Folha de S. Paulo
Livro apresenta a vida e as ideias do
filósofo grego e propõe a criação de um novo sistema ético com base em seu
método
"Open Socrates" (Sócrates aberto),
de Agnes Callard, é vários livros num só. A obra funciona como uma apresentação
da vida do filósofo grego, traz para o presente algumas das discussões que ele
propôs e ainda pretende fundar um novo sistema ético de inspiração
neossocrática. A autora se sai muito bem nas duas primeiras tarefas.
Callard é uma filósofa de primeira. É pena que tenha se tornado mais conhecida pelas idiossincrasias de seu arranjo matrimonial do que por seus textos. Ela ganhou fama instantânea depois que a revista New Yorker publicou um perfil seu em que conta como ela, o atual marido e o ex vivem juntos.

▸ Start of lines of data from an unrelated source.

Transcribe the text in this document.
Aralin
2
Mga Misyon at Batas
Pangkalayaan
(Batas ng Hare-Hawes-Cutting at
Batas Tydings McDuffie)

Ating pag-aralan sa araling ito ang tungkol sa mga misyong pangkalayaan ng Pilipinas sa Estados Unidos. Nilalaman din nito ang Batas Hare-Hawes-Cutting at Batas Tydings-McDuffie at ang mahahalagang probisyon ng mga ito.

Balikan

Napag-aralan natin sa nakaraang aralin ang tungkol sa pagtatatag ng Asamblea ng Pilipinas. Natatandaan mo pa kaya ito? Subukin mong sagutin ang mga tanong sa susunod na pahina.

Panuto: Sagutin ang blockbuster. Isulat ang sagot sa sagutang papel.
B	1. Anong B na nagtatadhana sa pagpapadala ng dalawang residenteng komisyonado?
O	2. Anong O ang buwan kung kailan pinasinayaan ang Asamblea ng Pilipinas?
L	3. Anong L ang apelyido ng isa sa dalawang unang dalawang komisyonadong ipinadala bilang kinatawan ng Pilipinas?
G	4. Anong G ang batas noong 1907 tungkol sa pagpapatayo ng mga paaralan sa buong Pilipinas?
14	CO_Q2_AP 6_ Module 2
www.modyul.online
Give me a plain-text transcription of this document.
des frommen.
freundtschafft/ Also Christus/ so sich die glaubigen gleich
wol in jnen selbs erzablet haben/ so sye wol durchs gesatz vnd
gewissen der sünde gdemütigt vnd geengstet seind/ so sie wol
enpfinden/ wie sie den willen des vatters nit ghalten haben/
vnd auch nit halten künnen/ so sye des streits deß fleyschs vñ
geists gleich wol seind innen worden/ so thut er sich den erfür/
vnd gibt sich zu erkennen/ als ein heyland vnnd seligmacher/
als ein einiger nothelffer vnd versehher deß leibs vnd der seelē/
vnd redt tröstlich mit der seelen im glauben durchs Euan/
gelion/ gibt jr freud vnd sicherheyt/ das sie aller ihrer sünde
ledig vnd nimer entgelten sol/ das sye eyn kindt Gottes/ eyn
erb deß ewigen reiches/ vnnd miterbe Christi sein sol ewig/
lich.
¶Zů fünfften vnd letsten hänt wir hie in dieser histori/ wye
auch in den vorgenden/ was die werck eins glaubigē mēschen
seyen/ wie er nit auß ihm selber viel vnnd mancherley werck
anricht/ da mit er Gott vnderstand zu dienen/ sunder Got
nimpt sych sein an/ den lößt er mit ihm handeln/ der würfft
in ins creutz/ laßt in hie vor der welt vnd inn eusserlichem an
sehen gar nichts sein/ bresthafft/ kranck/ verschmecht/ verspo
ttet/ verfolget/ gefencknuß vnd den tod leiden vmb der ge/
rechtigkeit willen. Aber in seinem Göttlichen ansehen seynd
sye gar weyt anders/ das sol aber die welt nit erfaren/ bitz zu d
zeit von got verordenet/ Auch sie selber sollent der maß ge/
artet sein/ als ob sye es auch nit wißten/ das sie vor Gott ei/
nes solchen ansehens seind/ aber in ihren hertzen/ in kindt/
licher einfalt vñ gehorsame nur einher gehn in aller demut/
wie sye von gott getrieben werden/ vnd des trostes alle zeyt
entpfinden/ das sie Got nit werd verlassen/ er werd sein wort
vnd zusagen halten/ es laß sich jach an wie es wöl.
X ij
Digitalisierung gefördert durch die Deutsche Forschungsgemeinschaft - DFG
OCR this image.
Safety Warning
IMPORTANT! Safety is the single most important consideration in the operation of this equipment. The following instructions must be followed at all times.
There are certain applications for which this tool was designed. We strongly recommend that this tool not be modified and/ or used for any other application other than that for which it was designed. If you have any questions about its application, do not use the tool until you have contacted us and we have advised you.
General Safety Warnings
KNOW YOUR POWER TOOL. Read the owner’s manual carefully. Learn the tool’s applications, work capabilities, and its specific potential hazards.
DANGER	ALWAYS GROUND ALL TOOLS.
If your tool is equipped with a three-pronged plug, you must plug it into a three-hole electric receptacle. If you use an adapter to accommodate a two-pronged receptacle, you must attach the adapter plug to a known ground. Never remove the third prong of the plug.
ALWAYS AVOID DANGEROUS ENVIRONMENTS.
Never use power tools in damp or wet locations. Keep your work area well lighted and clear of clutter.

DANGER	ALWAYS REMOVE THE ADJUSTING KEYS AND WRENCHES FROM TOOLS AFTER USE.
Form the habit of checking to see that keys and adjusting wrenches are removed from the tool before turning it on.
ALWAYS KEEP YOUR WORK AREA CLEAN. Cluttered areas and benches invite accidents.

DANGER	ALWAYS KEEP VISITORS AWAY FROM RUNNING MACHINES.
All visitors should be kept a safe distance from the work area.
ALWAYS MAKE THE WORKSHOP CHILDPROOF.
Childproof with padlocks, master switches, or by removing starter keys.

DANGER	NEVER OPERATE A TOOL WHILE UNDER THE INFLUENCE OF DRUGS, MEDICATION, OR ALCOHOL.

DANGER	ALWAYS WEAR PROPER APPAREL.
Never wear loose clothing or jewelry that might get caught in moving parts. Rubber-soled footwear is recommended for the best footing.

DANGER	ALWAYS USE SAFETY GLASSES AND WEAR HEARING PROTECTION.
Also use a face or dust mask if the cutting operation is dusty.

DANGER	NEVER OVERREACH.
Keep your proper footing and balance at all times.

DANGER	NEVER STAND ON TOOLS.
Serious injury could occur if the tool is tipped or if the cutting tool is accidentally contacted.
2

A autora apresenta o pensamento socrático de
forma ao mesmo tempo didática e profunda. Não foge das ambiguidades nem das
dificuldades, como a de separar o que é Sócrates do que é Platão nos diálogos.
Ela se sai ainda melhor ao atualizar as
grandes discussões socráticas. Os capítulos sobre política, amor e morte são
memoráveis. Callard chega perto da autoajuda (mas em grande estilo) ao opor o
socratismo ao desespero niilista experimentado por Tolstói em sua crise de
meia-idade.
Creio que ela estica demais a corda ao
sugerir que as éticas consequencialista (Stuart Mill), deontológica (Kant) e da
virtude (Aristóteles) sejam substituídas por uma ética neossocrática. Essa
ética que ela propõe é proibitivamente intelectualista e depende
necessariamente de uma relação dialógica para efetivar-se.
A minha impressão é que ela não conta com o
atrativo do consequencialismo e da deontologia, que é oferecer princípios que
nos guiem na tomada de decisões éticas, e agrava o problema das éticas da
virtude, que é exigir que nos debrucemos sobre cada caso particular de forma
quase tautológica (é ético aquilo que nos faz agir bem). O que me vem à mente é
a anedota de Michelangelo. Perguntaram ao escultor como ele conseguira produzir
uma estátua tão perfeita como o seu "David". Ele disse: "É fácil.
Basta tirar do bloco de mármore tudo o que não se parece com David".